# A Few Little Monsters .... And An Invicta



## K300 (Apr 2, 2010)

taken in the garden










while at an outdoor restaurant abroad










found in the accomodation while abroad


----------



## Shmoog (Nov 9, 2010)

Cool, how did you get the wasp to land there, Jam, luck patience or force?


----------



## K300 (Apr 2, 2010)

I was at an outdoor restaurant in Hungary, it was buzzing around then landed on the watch.

I also thought it was a wasp and I'm OK with wasps(although my daughter was running away).

It wasn't until I looked at the image that I realised it was a hoverfly.

I reckon it may have seen the shiny surface and thought it was a drink.


----------



## HappyLad (Oct 28, 2009)

Arghhhhhh... spiders :yucky:

not my favourite..


----------



## Shmoog (Nov 9, 2010)

HappyLad said:


> Arghhhhhh... spiders :yucky:
> 
> not my favourite..


Nor mine, especialy ones abroad :fear:

I do like the look of the Monsters though.

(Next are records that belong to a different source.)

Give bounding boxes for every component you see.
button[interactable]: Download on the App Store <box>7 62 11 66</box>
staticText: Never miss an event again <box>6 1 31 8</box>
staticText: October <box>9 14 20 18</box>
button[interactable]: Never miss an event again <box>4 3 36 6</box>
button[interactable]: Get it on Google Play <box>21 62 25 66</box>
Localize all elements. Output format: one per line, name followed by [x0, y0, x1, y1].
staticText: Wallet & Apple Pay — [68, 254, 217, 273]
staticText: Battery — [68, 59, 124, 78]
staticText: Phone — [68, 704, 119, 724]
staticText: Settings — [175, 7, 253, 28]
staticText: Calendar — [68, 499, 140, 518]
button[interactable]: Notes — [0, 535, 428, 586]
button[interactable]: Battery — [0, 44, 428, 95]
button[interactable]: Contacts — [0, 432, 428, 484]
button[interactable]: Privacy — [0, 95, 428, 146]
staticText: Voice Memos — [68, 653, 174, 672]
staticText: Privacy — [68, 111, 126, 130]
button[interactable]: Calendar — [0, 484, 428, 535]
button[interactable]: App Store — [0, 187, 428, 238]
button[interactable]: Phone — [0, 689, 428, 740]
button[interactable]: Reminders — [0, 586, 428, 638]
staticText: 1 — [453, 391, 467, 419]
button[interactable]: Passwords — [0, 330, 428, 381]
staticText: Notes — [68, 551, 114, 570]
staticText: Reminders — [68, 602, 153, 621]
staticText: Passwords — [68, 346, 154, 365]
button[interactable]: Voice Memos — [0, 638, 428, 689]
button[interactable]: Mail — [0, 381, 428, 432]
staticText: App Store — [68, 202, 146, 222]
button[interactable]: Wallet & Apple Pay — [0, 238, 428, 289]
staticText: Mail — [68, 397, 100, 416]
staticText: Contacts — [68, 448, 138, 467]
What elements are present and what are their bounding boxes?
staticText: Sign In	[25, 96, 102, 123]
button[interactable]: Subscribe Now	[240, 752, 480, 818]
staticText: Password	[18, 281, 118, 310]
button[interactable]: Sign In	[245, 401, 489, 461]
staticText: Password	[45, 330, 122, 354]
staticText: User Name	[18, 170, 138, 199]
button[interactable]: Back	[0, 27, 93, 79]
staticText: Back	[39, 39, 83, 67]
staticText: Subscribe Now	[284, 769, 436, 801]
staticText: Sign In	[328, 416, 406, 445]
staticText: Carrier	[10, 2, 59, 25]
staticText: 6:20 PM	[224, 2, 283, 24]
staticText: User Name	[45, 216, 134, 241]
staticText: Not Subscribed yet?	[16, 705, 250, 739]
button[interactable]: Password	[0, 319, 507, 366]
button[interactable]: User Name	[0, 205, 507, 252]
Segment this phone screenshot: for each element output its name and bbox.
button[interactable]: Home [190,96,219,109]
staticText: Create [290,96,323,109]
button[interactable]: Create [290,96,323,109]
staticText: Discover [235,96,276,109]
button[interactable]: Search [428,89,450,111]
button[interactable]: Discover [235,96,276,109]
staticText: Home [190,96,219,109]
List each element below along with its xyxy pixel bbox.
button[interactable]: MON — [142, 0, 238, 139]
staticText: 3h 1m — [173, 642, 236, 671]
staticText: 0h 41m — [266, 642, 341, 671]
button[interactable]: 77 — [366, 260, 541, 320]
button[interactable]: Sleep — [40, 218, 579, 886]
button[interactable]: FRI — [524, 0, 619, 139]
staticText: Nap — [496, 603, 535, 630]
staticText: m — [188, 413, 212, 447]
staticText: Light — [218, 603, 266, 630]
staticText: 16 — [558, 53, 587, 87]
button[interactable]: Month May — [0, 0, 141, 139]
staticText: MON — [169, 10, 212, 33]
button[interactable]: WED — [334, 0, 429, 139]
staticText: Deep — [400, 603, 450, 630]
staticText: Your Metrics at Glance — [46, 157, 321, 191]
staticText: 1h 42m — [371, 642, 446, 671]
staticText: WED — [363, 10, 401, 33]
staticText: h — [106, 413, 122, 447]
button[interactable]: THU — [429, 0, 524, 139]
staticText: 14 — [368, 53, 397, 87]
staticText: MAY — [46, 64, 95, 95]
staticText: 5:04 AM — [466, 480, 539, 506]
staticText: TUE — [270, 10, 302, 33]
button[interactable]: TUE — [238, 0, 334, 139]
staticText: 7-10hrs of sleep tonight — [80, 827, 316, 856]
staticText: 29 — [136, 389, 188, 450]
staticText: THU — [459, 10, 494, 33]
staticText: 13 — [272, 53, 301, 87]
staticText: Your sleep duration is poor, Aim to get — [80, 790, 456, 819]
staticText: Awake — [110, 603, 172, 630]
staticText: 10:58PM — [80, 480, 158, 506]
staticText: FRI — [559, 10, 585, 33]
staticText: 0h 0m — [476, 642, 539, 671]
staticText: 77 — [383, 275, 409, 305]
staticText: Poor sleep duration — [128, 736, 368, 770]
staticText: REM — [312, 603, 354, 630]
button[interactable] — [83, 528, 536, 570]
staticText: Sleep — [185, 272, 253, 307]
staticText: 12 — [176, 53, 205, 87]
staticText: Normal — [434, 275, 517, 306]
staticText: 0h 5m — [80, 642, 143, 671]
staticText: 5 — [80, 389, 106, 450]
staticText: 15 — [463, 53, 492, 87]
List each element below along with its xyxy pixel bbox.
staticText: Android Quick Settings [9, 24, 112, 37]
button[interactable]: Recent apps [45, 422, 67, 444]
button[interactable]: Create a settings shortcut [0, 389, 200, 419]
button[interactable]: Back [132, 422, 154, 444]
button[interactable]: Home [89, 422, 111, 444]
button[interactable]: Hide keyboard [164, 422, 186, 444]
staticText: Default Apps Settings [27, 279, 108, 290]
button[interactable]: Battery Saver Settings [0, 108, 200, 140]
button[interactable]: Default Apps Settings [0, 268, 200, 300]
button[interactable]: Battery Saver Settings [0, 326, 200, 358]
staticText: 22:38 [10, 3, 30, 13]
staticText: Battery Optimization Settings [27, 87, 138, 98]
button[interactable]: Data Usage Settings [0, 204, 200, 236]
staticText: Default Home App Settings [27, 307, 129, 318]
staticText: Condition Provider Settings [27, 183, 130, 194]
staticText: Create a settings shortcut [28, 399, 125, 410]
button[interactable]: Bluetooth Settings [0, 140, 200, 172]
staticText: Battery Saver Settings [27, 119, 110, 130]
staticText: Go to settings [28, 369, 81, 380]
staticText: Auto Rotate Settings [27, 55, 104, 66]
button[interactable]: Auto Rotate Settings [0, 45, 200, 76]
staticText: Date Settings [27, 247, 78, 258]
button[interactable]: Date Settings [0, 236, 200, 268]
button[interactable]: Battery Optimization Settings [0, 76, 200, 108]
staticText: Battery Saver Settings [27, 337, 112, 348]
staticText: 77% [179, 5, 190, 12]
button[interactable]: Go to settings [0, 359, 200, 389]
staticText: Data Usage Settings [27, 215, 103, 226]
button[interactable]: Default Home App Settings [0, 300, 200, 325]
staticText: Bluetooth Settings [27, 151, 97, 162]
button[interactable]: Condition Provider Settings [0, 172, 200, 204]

Have been considering buying one for a while, are they really as big on the wrist as the name sugests?


----------



## K300 (Apr 2, 2010)

the Monsters are a very substantial watch, not least because the bezel is higher than the crystal to protect it, and the case comes up to surround the bezel to stop from being moved accidentally, proper diver's watch.

The bracelet itself is also a proper piece of engineering, nice heavy quality.


----------